Hoofdstuk 10

24 6 0
                                    

*** Ik heb allerlei worden geschreeuwd die niet heel netjes zijn. Ik voel wat nats over mijn wangen glijden. Ik huil. Ik zak verdrietig op de rots, 'alles gaat mis!' Het liefst wil ik nu slapen en wakker worden in mijn huis met mijn ouders. Mijn ouders, die ik nu niet eens niet meer op een plaatje kan zien. Ik leg mijn hoofd in mijn handen. Ik huil en ik huil. Ik zit al heel lang op de rots en heb medelijden met mezelf. Ik wil eigenlijk niet verder, maar iets in mij wil dat ik de tas wel ga zoeken.

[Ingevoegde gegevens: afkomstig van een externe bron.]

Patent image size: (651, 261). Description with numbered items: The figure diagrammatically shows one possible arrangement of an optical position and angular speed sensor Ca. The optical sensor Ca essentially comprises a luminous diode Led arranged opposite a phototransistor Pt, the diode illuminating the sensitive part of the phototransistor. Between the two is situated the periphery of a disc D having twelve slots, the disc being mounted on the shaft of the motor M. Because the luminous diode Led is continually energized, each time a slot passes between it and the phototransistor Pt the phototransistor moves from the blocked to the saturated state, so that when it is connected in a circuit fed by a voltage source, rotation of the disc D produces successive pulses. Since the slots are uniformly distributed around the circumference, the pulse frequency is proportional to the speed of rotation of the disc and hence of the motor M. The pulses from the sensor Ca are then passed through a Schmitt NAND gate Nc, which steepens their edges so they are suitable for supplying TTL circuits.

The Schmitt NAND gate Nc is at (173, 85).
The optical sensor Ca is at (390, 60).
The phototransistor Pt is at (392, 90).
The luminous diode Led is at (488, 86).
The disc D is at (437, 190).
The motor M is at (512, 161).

Ik veeg met mijn handen de tranen uit mijn gezicht. Mijn hele mouwen zijn nat geworden. Ik sta op en ik wil de stok oppakken tot ik besef dat ik die naar net beest had gegooid. Ook dat nog. Ik loop verder zonder mijn stok. Ik merk dat ik nu echt heel graag die stok terug wil. De steun die ik had aan de tak was meer dan ik had gedacht.

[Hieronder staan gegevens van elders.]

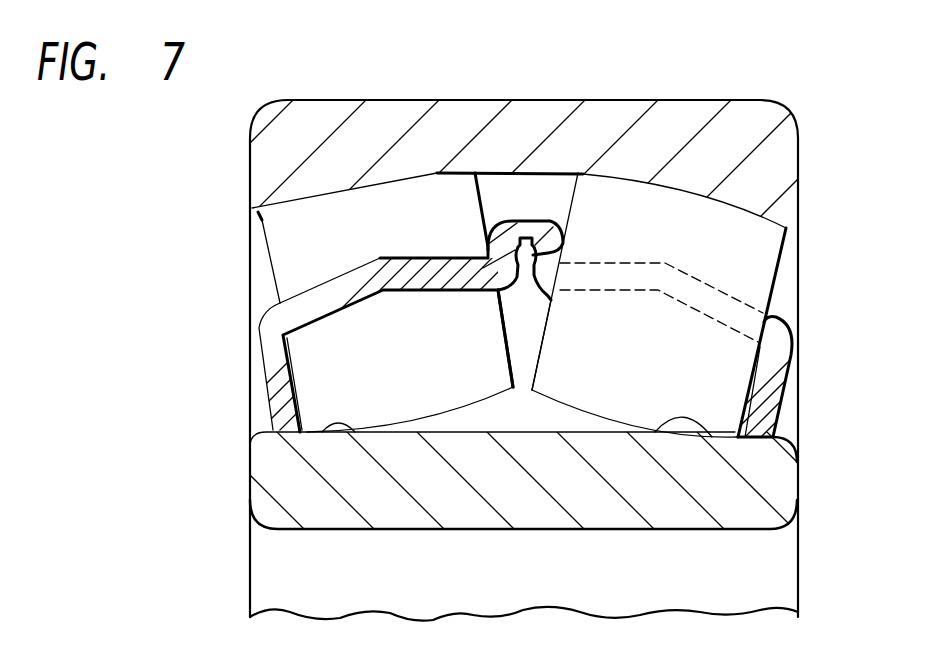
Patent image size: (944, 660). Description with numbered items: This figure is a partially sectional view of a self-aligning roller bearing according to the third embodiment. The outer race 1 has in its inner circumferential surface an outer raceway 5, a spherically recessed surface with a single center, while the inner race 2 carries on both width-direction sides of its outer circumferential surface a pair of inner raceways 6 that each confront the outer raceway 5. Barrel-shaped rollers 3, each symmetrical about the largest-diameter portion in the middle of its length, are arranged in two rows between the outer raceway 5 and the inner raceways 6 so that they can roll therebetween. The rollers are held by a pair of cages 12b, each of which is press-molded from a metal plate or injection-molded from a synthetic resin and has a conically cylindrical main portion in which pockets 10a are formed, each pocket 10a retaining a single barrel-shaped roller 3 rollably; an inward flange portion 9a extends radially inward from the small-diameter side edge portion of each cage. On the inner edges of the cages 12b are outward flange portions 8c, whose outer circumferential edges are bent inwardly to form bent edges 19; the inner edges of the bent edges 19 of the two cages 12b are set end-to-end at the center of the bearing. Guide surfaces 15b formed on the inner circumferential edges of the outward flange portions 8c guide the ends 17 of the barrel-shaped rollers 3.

Opeens hoor ik voetstappen achter me. Ik draai me van schrik om. Ik zie een meisje. Ik schrik nog harder. Het meisje ziet er uit alsof ze al best lang hier in dit bos woont. Ze heeft een warrige bos met kastanje bruin haar. Overal zitten klitten. Ze heeft felblauwe ogen en een heel bleke huid. Haar ogen kijken mij bang aan. Nu bekijk ik het meisje beter. Ze heeft een rafelig shirt aan en alleen maar een onderbroek. Ik denk eigenlijk dat het een jongens onderbroek is. Ze houd iets achter haar rug verscholen. Als ik beter kijk zie ik dat ze mijn tas vast heeft! Het liefst wil ik nu meteen die tas uit haar stomme handen rukken. Maar ik doe iets heel anders. 'Hoi' zeg ik. Wtf! Ik stel mezelf aardig voor terwijl dit meisje hier mijn tas heeft afgepakt! H-hoi zegt ze terug. Ze heeft een zachte, lieve stem. Nu ik langer naar haar kijk vind ik haar steeds knapper worden. Nog steeds kijkt ze bang aan. Ik zie dat het meisje aanstalten maakt om weg te rennen. Hoe heet je? Vraag ik. Ik krijg geen antwoord. Hoe oud ben je? Weer geen antwoord. Weet je, ik zou je best willen laten gaan, maar je hebt zeg maar mij tas. Ze kijkt me aan en kijkt dan naar de tas. Dan verschijnt er een ondeugende glimlach op haar gezicht. Ik zie dat ze zich omdraait en ze rent weg. Ik ben verbaast. Maar mijn lichaam heeft het wel door want ik ren achter haar aan. Gelukkig is ze niet heel snel dus ik pak haar schouder vast en ze draait zich om. Haar blauwe ogen zijn nog mooier van dichtbij. Ze kijkt me verschrikt aan. 'Waarom ren je weg?' Vraag ik. Het meisje geeft nog steeds geen antwoord. Ik zie dat ze de tas niet heel stevig vast heeft. Ik grijp mijn kans en ruk de tas uit haar handen. Ze schrikt, zie ik. Er verschijnt een glimlach op mij gezicht. Ze is best mooi als ze zo bang is. Ik laat haar schouder los. Ze wil wegrennen. Maar ik denk dat ze zich bedenkt. Dan hoor ik haar stem: 'wat zit er in die tas?' Vraagt ze.